There was also the not subtle implication that the two motorcycle dealers were hurting asthmatics and even farmers; though CARB never provided the dealers with an analysis of any alleged increase in pollution they were causing, the release’s last paragraph read, “California’s air pollution control efforts include regulating emissions from cars, trucks, buses and motorcycles. Smog can damage lungs, cause coughing and chest tightness, and worsen asthma symptons while also affecting crop yields.”

What’s more, the press release used phrases like “illegal sales” and “put public health and safety at risk” which implied that Lima and Renggli were running a criminal conspiracy, fooling customers with “street-legal kits” – charges both men deny. “I’ve been in business 20 years,” Lima said. “I’ve never had any complaints against me. Nobody bought a ‘kit.’ We didn’t falsify anything. We never put anything on those bikes, beyond lights or things the customer asked for.”

CARB’s public information office would have no comment for this story, beyond what they’d published last year. “We stand behind the details that are in the [Aug. 31, 2009] press release,” CARB spokeswoman Mary Fricke said. “The DMV’s part? That’s their separate piece in it.”

And what is the DMV’s take on all this?
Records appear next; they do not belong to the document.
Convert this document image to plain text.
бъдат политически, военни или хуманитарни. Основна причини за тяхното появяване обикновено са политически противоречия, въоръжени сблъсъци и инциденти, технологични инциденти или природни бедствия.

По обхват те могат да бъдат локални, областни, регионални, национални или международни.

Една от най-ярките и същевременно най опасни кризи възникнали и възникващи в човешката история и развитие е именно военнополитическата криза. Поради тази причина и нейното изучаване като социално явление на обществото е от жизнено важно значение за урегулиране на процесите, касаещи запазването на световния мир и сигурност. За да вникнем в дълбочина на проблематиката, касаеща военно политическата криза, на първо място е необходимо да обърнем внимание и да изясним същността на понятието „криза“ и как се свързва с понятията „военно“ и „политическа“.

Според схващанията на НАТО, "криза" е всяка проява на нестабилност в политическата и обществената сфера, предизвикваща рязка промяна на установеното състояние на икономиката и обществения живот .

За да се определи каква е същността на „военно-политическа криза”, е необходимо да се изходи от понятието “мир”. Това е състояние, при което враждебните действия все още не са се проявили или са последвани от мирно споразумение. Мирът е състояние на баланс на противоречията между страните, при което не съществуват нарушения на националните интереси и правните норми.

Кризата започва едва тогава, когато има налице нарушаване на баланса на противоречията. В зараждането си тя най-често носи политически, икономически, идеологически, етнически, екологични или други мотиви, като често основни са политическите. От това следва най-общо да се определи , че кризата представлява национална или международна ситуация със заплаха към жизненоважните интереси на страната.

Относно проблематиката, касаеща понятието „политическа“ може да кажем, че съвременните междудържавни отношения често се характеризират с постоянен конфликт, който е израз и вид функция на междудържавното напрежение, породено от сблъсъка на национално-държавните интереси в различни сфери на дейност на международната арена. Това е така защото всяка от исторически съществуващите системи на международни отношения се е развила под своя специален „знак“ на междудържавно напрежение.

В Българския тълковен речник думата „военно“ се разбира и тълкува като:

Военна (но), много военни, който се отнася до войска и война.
Basically that, yeah, the department could and should have done things differently, but what’s done is done.

“The settlement with ARB speaks for itself,” DMV spokesman Armando E. Botello wrote in an e-mail. “The DMV instituted procedural changes in response to this case to make it more difficult for these vehicles to be incorrectly registered.”

Which is great, except that Lima denies that anything has changed at the DMV. In fact, Lima says he still has to go “above and beyond” what others do, all but holding the DMV clerks’ hands while they issue motorcycle registrations.

“Generally now, I ask them what they’re doing and make sure they punch it in green,” he said. “Ultimately, it was a comedy of errors, but we’re the ones who ended up paying.”